Rock-Spezial

Mit einer charmant-penetranten Unwiderstehlichkeit bieten die Fall seit Jahren ihren archaischen Rock ’n‘ Roll an; ihre Musik existiert dabei außerhalb jeglicher Modetrends, und genau das macht eine neue Fall-LP immer wieder zu einem brodelnden Erlebnis.

BEND SINISTER (Beggers Banquet) heißt der glorreiche Nachfolger des wunderschönen THIS NATION’S SAVING GRACE Albums (1985); die meisten der neuen Fall-Kompositionen treiben entspannt, aber kraftvoll dahin und erinnern in ihrer sanften Melodie-Rhythmus-Kollision an die beiden Velvet Underground-Klassiker AN-OTHER VIEW und VU. Frech, naiv und rüde klingt BEND SINISTER und bestätigt wieder einmal, daß die Gruppe des Ehepaares Mark E. und Brix Smith einen Rock ’n‘ Roll beherrscht, der die Charakterisierung „modernprimitiv“ wirklich verdient hat! (6)

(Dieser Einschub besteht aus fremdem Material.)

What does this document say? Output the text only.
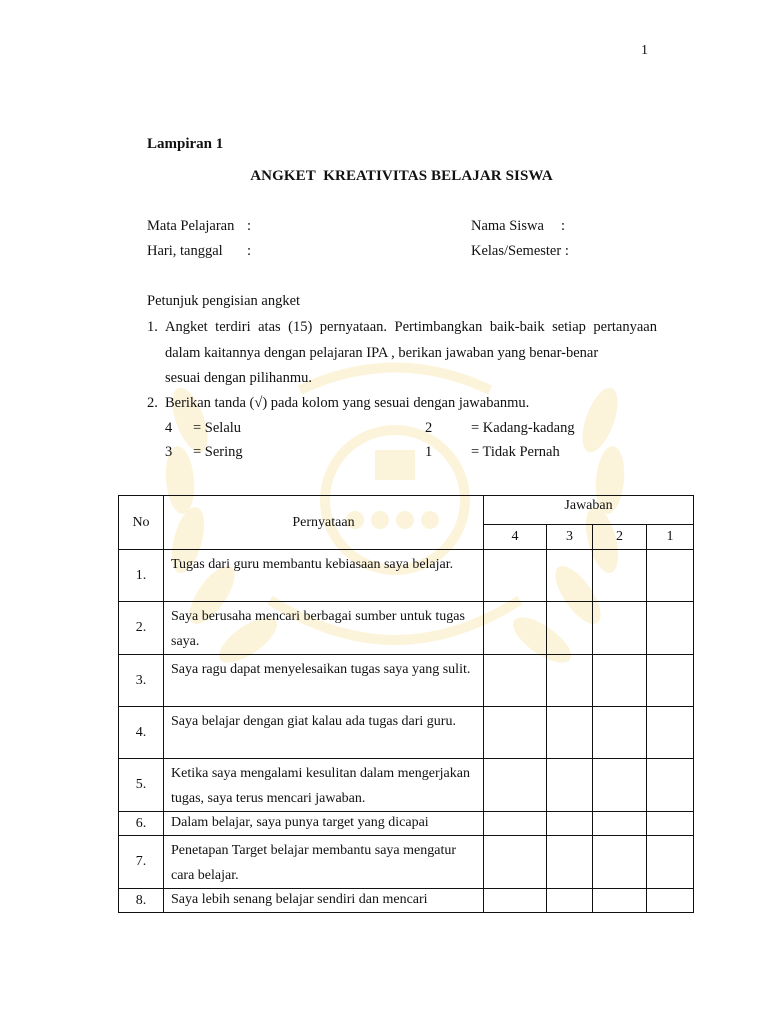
1
Lampiran 1
ANGKET  KREATIVITAS BELAJAR SISWA
Mata Pelajaran :
Hari, tanggal :
Nama Siswa :
Kelas/Semester :
Petunjuk pengisian angket
1. Angket terdiri atas (15) pernyataan. Pertimbangkan baik-baik setiap pertanyaan dalam kaitannya dengan pelajaran IPA , berikan jawaban yang benar-benar
sesuai dengan pilihanmu.
2. Berikan tanda (√) pada kolom yang sesuai dengan jawabanmu.
4 = Selalu
3 = Sering
2	= Kadang-kadang
1	= Tidak Pernah
No	Pernyataan	Jawaban			
		4	3	2	1
1.	Tugas dari guru membantu kebiasaan saya belajar.				
2.	Saya berusaha mencari berbagai sumber untuk tugas saya.				
3.	Saya ragu dapat menyelesaikan tugas saya yang sulit.				
4.	Saya belajar dengan giat kalau ada tugas dari guru.				
5.	Ketika saya mengalami kesulitan dalam mengerjakan tugas, saya terus mencari jawaban.				
6.	Dalam belajar, saya punya target yang dicapai				
7.	Penetapan Target belajar membantu saya mengatur cara belajar.				
8.	Saya lebih senang belajar sendiri dan mencari				
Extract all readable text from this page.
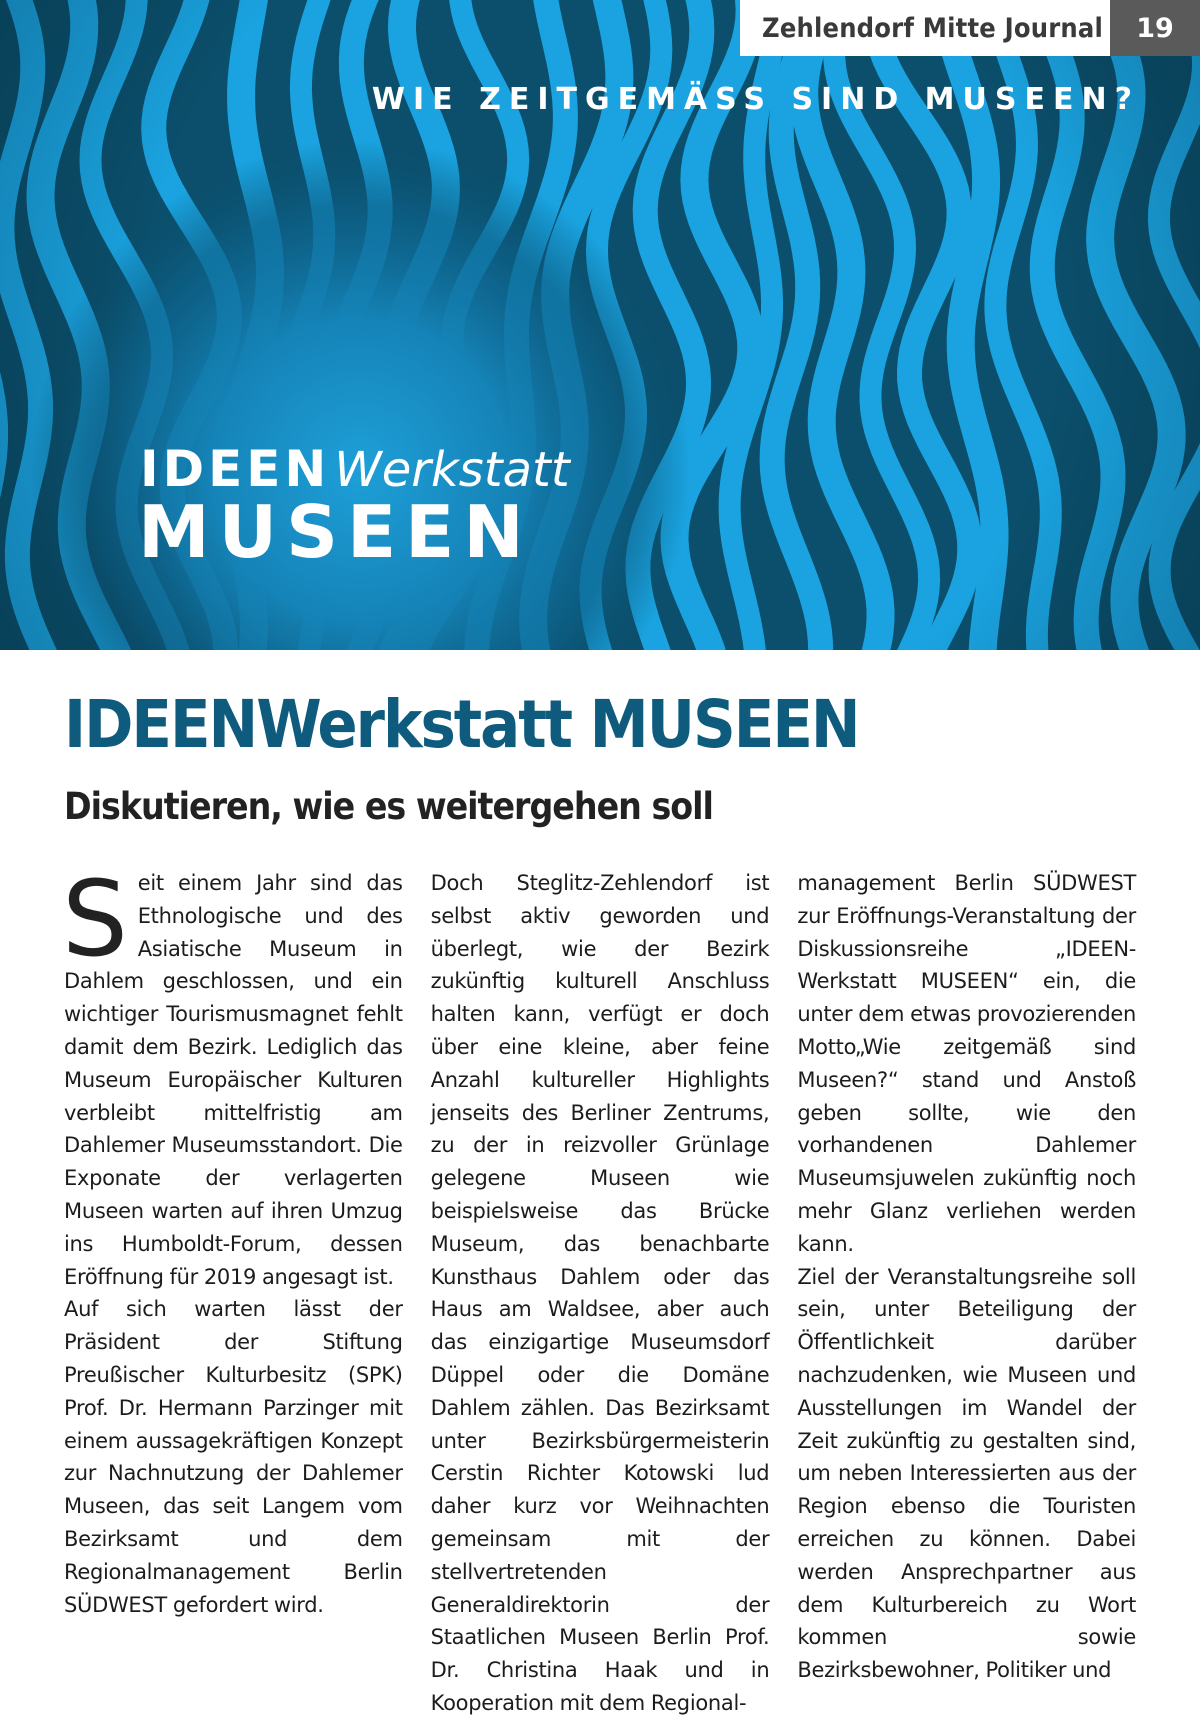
Zehlendorf Mitte Journal 19
WIE ZEITGEMÄSS SIND MUSEEN?
IDEENWerkstatt
MUSEEN
IDEENWerkstatt MUSEEN
Diskutieren, wie es weitergehen soll
S eit einem Jahr sind das Ethnologische und des Asiatische Museum in Dahlem geschlossen, und ein wichtiger Tourismusmagnet fehlt damit dem Bezirk. Lediglich das Museum Europäischer Kulturen verbleibt mittelfristig am Dahlemer Museumsstandort. Die Exponate der verlagerten Museen warten auf ihren Umzug ins Humboldt-Forum, dessen Eröffnung für 2019 angesagt ist.

Auf sich warten lässt der Präsident der Stiftung Preußischer Kulturbesitz (SPK) Prof. Dr. Hermann Parzinger mit einem aussagekräftigen Konzept zur Nachnutzung der Dahlemer Museen, das seit Langem vom Bezirksamt und dem Regionalmanagement Berlin SÜDWEST gefordert wird.

Doch Steglitz-Zehlendorf ist selbst aktiv geworden und überlegt, wie der Bezirk zukünftig kulturell Anschluss halten kann, verfügt er doch über eine kleine, aber feine Anzahl kultureller Highlights jenseits des Berliner Zentrums, zu der in reizvoller Grünlage gelegene Museen wie beispielsweise das Brücke Museum, das benachbarte Kunsthaus Dahlem oder das Haus am Waldsee, aber auch das einzigartige Museumsdorf Düppel oder die Domäne Dahlem zählen. Das Bezirksamt unter Bezirksbürgermeisterin Cerstin Richter Kotowski lud daher kurz vor Weihnachten gemeinsam mit der stellvertretenden Generaldirektorin der Staatlichen Museen Berlin Prof. Dr. Christina Haak und in Kooperation mit dem Regional-

management Berlin SÜDWEST zur Eröffnungs-Veranstaltung der Diskussionsreihe „IDEEN-Werkstatt MUSEEN“ ein, die unter dem etwas provozierenden Motto„Wie zeitgemäß sind Museen?“ stand und Anstoß geben sollte, wie den vorhandenen Dahlemer Museumsjuwelen zukünftig noch mehr Glanz verliehen werden kann.

Ziel der Veranstaltungsreihe soll sein, unter Beteiligung der Öffentlichkeit darüber nachzudenken, wie Museen und Ausstellungen im Wandel der Zeit zukünftig zu gestalten sind, um neben Interessierten aus der Region ebenso die Touristen erreichen zu können. Dabei werden Ansprechpartner aus dem Kulturbereich zu Wort kommen sowie Bezirksbewohner, Politiker und
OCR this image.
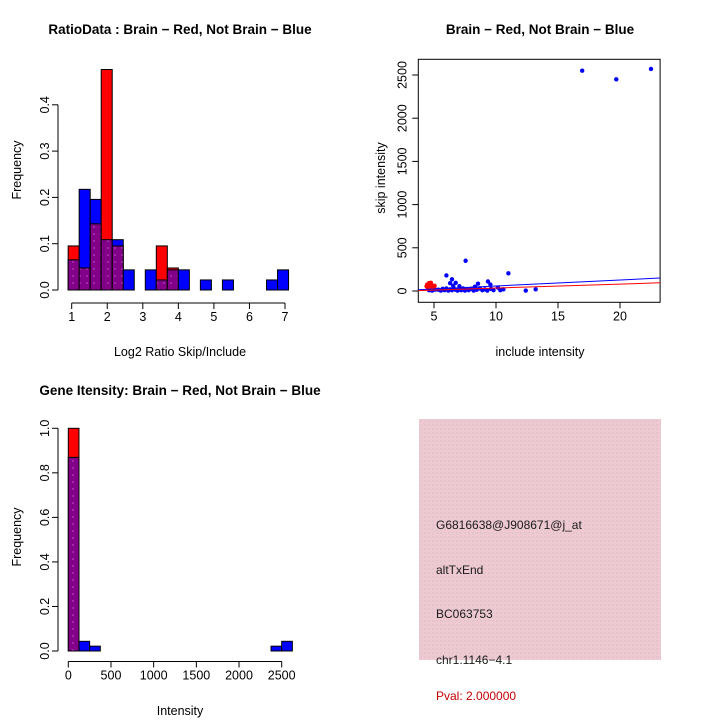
0.0
0.1
0.2
0.3
0.4
1 2 3 4 5 6 7
RatioData : Brain − Red, Not Brain − Blue
Log2 Ratio Skip/Include
Frequency
0
500
1000
1500
2000
2500
5	10	15	20
Brain − Red, Not Brain − Blue
include intensity
skip intensity
0.0
0.2
0.4
0.6
0.8
1.0
0 500 1000 1500 2000 2500
Gene Itensity: Brain − Red, Not Brain − Blue
Intensity
Frequency	G6816638@J908671@j_at
altTxEnd
BC063753
chr1.1146−4.1
Pval: 2.000000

Neben den DB“s gehörten die Plimsouls aus Los Angeles Anfang der 80er Jahre zu den wichtigsten, ideenreichsten Pop-Beat-Combos amerikanischer Prägung; Peter Case, Gitarrist/Harmonica-Spieler/Sänger, bewies als Mitglied der Plimsouls. daß er Gespür für eigenwillige Songstrukturen hat. Wer die Plimsouls damals verpaßt hat. der kann sich von dieser Case-Qualität jetzt überzeugen lassen — auf dem gleichnamigen, ersten Solo-Album (Geffen/WEA) des amerikanischen Einzelgängers.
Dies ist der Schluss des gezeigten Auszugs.